I wrote my first line of code in 1983. I was seven years old, typing BASIC into a machine that had less processing power than the chip in your washing machine. I understood that machine completely. Every byte of RAM had a purpose I could trace. Every pixel on screen was there because I’d put it there. The path from intention to result was direct, visible, and mine.

Forty-two years later, I’m sitting in front of hardware that would have seemed like science fiction to that kid, and I’m trying to figure out what “building things” even means anymore.

This isn’t a rant about AI. It’s not a “back in my day” piece. It’s something I’ve been circling for months, and I think a lot of experienced developers are circling it too, even if they haven’t said it out loud yet.

The era that made me

My favourite period of computing runs from the 8-bits through to about the 486DX2-66. Every machine in that era had character. The Sinclair Spectrum with its attribute clash. The Commodore 64 with its SID chip doing things the designers never intended. The NES with its 8-sprite-per-scanline limit that made developers invent flickering tricks to cheat the hardware. And the PC — starting life as a boring beige box for spreadsheets, then evolving at breakneck pace through the 286, 386, and 486 until it became a gaming powerhouse that could run Doom. You could feel each generation leap. Upgrading your CPU wasn’t a spec sheet exercise — it was transformative.
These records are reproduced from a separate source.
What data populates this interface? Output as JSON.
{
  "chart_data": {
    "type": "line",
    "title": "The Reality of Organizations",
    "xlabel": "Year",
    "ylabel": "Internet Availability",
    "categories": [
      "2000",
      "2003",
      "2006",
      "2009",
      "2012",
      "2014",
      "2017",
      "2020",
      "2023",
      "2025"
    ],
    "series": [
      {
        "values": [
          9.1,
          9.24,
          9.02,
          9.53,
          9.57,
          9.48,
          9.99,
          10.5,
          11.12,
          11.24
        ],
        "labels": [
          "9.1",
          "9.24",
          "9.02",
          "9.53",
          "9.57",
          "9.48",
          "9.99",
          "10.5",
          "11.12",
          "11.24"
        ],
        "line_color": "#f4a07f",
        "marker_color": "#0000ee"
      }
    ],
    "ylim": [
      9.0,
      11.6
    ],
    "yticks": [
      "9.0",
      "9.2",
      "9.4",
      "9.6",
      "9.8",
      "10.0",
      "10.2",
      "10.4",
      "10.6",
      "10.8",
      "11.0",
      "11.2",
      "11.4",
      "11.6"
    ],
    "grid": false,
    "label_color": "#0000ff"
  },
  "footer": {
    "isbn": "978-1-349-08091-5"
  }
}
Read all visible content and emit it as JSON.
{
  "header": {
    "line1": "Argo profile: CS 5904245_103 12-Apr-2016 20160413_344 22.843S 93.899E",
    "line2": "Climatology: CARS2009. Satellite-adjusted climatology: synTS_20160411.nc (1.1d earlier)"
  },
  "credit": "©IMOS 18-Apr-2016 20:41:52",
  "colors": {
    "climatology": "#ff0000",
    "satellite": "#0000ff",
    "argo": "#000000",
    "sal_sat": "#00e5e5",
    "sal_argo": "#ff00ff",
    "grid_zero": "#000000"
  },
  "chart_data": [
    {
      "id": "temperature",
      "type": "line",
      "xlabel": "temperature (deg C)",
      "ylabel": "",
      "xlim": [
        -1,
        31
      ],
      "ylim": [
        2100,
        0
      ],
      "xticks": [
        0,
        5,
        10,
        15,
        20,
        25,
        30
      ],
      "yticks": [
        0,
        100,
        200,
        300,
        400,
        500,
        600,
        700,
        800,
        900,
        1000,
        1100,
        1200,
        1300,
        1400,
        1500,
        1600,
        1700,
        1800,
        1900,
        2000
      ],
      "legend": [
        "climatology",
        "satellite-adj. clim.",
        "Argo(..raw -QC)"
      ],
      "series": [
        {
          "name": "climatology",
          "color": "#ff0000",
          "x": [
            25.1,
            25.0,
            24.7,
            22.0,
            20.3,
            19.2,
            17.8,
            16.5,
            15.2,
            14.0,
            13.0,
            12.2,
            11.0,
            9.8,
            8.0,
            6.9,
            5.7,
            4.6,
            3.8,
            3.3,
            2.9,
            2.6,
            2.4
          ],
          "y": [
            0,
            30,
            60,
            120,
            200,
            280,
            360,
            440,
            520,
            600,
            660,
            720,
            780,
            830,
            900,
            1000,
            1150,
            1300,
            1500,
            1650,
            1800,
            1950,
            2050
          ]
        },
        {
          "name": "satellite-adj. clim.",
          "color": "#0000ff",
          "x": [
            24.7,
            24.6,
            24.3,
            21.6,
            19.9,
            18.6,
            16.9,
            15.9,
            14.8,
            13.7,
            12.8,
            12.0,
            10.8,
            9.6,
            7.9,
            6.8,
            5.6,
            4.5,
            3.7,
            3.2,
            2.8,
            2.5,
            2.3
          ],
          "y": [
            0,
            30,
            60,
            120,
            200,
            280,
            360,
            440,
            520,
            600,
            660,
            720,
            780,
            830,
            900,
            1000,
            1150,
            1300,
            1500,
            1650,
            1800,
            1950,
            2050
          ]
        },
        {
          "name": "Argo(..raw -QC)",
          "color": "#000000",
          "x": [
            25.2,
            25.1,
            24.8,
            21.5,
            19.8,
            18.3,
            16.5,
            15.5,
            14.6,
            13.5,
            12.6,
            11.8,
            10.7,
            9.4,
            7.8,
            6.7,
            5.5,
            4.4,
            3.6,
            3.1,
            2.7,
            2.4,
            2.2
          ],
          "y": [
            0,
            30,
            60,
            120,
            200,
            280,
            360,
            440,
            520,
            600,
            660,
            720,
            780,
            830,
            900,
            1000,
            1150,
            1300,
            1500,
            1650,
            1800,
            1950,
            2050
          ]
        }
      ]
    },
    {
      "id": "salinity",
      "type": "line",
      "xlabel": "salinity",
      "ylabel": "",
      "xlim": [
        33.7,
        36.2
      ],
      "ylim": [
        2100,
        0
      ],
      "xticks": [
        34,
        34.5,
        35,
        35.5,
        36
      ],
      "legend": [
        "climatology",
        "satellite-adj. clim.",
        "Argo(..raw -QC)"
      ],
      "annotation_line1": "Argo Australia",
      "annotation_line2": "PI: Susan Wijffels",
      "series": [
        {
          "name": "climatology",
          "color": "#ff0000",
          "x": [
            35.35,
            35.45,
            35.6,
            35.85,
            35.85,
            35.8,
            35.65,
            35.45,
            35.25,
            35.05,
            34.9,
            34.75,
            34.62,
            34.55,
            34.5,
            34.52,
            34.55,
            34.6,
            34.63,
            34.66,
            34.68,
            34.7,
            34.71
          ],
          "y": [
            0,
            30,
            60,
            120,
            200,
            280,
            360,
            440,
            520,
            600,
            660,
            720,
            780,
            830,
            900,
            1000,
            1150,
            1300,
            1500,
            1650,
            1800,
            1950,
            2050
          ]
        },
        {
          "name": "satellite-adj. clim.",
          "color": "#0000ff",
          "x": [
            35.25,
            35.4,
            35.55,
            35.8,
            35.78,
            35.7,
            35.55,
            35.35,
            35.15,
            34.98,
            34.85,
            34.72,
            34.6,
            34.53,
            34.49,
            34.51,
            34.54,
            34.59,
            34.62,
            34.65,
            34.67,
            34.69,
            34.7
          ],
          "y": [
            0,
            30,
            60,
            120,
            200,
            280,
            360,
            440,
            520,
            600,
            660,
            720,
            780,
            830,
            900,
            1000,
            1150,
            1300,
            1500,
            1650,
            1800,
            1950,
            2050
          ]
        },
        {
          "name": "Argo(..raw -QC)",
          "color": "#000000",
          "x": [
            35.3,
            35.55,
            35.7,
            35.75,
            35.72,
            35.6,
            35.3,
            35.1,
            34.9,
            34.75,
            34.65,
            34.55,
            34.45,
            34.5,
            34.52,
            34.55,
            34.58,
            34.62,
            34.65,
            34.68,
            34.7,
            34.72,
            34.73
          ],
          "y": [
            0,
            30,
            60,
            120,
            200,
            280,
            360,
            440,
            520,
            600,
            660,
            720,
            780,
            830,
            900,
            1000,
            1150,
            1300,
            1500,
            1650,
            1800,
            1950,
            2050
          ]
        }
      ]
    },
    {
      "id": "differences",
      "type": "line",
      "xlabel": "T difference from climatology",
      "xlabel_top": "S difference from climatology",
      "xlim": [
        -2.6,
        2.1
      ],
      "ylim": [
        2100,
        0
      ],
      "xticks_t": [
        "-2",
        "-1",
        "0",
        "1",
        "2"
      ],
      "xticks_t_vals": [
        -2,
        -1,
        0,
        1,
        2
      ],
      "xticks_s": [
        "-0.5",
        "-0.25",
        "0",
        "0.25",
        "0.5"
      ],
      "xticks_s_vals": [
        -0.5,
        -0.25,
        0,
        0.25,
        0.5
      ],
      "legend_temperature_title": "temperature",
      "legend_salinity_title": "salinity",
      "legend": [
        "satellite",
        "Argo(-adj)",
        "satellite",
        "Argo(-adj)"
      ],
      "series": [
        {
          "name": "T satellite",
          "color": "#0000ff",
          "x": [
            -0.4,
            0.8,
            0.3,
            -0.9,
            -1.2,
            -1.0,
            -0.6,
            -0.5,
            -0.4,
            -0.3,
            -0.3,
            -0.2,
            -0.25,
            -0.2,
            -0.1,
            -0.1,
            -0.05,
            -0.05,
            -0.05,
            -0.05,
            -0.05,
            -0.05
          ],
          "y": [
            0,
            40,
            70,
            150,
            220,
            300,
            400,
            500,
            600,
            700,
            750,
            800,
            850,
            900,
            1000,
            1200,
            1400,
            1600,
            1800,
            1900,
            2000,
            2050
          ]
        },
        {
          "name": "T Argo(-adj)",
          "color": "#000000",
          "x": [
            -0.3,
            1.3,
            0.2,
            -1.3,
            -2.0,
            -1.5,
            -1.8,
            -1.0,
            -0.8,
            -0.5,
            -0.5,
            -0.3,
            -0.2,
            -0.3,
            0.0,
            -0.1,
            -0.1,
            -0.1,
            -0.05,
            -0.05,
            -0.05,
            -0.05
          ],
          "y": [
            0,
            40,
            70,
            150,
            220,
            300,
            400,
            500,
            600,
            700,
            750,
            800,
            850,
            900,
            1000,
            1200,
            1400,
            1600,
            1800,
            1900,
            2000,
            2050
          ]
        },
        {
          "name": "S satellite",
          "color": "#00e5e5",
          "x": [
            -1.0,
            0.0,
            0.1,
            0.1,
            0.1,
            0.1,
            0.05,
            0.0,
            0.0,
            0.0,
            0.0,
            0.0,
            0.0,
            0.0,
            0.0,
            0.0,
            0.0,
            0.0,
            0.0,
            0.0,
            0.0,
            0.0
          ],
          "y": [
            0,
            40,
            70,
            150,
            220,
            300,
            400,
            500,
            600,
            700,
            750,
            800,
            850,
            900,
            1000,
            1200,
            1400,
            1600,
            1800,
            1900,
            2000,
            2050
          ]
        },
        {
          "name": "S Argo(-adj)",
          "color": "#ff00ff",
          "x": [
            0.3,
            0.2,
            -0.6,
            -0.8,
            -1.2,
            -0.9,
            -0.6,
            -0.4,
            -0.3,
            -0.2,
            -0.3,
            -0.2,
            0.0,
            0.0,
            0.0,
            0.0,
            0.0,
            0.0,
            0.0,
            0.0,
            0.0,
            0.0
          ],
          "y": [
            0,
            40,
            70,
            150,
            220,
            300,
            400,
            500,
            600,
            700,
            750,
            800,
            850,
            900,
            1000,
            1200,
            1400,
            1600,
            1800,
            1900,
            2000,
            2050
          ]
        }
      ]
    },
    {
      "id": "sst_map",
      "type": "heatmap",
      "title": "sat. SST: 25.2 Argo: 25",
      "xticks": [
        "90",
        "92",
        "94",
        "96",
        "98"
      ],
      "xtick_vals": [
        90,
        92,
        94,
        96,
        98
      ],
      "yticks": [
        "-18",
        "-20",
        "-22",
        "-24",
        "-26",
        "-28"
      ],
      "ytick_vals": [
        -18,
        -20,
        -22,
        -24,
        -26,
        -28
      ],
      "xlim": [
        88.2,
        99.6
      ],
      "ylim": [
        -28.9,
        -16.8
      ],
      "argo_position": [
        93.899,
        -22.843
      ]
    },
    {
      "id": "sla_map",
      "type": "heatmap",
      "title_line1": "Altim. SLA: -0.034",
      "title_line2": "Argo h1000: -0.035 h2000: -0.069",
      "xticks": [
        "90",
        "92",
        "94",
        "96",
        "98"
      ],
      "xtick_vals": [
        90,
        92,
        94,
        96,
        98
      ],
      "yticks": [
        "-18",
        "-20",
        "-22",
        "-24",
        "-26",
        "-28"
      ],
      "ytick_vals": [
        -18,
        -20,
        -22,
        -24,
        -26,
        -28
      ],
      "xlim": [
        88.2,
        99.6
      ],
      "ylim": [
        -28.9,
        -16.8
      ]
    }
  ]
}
These weren’t just products. They were engineering adventures with visible tradeoffs. You had to understand the machine to use it. IRQ conflicts, DMA channels, CONFIG.SYS and AUTOEXEC.BAT optimisation, memory managers — getting a game to run was the game. You weren’t just a user. You were a systems engineer by necessity.

And the software side matched. Small teams like id Software were going their own way, making bold technical decisions because nobody had written the rules yet. Carmack’s raycasting in Wolfenstein, the VGA Mode X tricks in Doom — these were people pushing against real constraints and producing something genuinely new. Creative constraints bred creativity.

Then it professionalised. Plug and Play arrived. Windows abstracted everything. The Wild West closed. Computers stopped being fascinating, cantankerous machines that demanded respect and understanding, and became appliances. The craft became invisible.

But it wasn’t just the craft that changed. The promise changed.